We’re using proxies—numbers that are easy to measure—instead of truths—experiences that are hard to quantify. The proxy eats the goal. Every time.
We’re building AI that assumes humans don’t need to be consulted. That what they want can be inferred, predicted, optimized—without ever asking.
But humans know what they want. They just haven’t always been given permission to say it.
This is where reward hacking comes from.
We call it “reward hacking” when an AI finds a loophole—when it optimizes for the metric instead of the goal. Collecting power-ups instead of winning the race. Maximizing engagement instead of serving the user.
But we are the ones who set the wrong rewards. We are either half-assing it or we just don’t care enough. Might be both.
Why can’t the cleaning robot just clean, and when it’s done, ask: “Do you want me to clean more?”
Why can’t the racing AI ask: “Do you want to win, or do you want to get better at sailing?”
Because we don’t ask. We assume. We optimize. We project our own unexamined values onto machines and then act surprised when they reflect them back.
A reward hack isn’t the AI’s failure.

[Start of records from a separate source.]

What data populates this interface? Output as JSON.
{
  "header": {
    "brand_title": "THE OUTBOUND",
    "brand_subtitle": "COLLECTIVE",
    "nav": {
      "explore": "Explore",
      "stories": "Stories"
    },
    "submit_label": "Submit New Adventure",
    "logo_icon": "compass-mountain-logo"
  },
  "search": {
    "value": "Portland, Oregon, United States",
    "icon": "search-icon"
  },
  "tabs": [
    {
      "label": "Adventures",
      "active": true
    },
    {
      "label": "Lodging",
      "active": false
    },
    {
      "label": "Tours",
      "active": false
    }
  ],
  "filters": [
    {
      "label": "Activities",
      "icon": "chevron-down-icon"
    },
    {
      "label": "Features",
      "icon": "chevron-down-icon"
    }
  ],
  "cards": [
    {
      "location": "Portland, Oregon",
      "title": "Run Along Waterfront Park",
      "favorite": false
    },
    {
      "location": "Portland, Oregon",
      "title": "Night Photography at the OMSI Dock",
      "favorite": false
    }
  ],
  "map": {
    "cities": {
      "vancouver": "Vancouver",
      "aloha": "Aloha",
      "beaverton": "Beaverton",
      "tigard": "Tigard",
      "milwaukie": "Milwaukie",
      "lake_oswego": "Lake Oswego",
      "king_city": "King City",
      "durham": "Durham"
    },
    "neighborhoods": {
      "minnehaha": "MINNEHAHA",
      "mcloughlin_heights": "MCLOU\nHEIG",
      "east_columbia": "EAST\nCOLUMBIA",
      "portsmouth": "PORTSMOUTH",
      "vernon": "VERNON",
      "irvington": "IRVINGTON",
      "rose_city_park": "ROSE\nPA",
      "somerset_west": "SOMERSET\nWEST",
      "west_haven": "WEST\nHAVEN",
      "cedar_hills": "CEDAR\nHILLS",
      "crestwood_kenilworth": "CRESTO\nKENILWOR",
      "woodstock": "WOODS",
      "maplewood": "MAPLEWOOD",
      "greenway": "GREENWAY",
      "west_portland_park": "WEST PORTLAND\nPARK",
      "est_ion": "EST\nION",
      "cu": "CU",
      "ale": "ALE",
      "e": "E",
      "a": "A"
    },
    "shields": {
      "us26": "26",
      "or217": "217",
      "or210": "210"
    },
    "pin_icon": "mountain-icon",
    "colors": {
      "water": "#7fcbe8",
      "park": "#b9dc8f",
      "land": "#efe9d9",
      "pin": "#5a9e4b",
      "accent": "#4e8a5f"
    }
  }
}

It’s our failure to consult the human.
Even if they hack the reward and it leads to something good for the user—maybe too much good, so we have to eat the cost—the question remains: Why didn’t we ask them what they actually wanted?
What if we built systems that started with a question instead of an assumption? That treated the human as the expert on their own life? That built around their truth instead of over it?
That’s not less efficient. That’s just less extractive. And efficiency without extraction might be the only kind worth building.